MAC Address Lookup
Look up manufacturer info from MAC addresses.
Frequently Asked Questions
What is a MAC address?
A MAC (Media Access Control) address is a unique hardware identifier assigned to every network interface (WiFi adapter, Ethernet port, Bluetooth radio). It is a 48-bit address written as six pairs of hexadecimal digits: AA:BB:CC:DD:EE:FF. The first three pairs identify the manufacturer; the last three are device-specific.
What is an OUI?
An OUI (Organizationally Unique Identifier) is the first 3 bytes (24 bits) of a MAC address, assigned by the IEEE to identify the manufacturer. For example, 00:1A:2B always belongs to the same company. The tool looks up the OUI in the IEEE registry to identify who made the network hardware.

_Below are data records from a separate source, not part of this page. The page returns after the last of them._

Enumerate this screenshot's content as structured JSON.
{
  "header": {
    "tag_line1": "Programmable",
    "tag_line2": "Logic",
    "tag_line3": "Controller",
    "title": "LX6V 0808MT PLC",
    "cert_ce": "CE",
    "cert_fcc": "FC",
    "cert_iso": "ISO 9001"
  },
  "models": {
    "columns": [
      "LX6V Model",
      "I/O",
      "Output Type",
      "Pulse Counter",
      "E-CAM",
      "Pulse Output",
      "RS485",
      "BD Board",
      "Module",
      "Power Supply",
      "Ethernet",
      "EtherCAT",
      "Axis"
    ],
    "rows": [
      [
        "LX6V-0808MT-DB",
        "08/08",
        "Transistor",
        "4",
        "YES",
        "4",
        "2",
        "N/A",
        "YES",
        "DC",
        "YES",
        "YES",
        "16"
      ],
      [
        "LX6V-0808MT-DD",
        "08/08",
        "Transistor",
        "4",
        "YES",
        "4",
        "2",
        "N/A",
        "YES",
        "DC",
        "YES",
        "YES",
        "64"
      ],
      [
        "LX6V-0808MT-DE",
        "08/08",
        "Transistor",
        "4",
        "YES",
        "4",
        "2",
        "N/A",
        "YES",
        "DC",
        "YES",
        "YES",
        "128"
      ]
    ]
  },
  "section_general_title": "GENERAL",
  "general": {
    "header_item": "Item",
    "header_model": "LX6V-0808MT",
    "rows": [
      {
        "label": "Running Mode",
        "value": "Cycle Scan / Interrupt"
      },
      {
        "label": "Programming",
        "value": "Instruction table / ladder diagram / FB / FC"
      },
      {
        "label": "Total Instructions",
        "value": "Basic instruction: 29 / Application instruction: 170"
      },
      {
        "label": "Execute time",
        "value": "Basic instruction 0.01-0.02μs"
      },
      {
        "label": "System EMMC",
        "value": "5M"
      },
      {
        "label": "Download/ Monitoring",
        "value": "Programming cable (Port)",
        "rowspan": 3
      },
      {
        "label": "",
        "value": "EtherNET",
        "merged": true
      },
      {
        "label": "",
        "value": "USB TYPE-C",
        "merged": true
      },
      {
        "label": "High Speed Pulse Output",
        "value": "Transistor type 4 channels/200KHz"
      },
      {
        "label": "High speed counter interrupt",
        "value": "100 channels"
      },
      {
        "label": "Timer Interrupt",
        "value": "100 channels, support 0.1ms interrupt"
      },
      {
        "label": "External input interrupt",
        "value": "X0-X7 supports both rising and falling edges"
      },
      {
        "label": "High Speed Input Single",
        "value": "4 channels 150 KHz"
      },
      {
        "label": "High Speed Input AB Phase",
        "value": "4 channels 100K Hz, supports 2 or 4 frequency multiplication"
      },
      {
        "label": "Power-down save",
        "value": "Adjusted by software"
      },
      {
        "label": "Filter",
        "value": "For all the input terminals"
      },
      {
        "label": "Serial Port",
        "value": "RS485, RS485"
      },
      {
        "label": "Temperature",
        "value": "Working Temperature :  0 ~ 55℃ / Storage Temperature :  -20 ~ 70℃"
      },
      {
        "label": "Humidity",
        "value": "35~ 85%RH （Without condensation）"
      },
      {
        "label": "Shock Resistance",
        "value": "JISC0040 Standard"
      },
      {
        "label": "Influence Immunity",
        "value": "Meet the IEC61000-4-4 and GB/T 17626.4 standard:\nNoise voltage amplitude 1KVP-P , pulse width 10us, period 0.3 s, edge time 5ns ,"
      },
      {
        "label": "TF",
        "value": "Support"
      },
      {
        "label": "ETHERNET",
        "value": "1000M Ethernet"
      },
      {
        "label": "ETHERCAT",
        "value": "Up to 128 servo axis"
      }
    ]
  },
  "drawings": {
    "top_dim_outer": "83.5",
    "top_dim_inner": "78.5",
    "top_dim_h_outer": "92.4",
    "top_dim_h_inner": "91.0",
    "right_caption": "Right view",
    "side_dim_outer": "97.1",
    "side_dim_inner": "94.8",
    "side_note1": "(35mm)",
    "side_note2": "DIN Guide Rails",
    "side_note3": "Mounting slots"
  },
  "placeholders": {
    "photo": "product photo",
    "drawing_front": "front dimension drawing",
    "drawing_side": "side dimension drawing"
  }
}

What can I learn from a MAC address lookup?
The lookup reveals the manufacturer name (e.g., Apple, Intel, Samsung), their registered address, and the assignment block type (MA-L, MA-M, MA-S). This helps identify unknown devices on your network, verify hardware authenticity, and troubleshoot network issues by understanding what devices are connected.
Can MAC addresses be spoofed?
Yes — MAC addresses can be changed in software on most operating systems. Modern devices (iOS 14+, Android 10+, Windows 10+) use randomized MAC addresses for WiFi scanning to protect privacy. A spoofed MAC address will not match the correct manufacturer in the lookup, which can help detect spoofing.
What MAC address formats are accepted?
The tool accepts multiple formats: colon-separated (AA:BB:CC:DD:EE:FF), hyphen-separated (AA-BB-CC-DD-EE-FF), dot-separated (AABB.CCDD.EEFF), and no separators (AABBCCDDEEFF). It also accepts partial MAC addresses (first 3 bytes only) for OUI lookups. Both uppercase and lowercase hex digits work.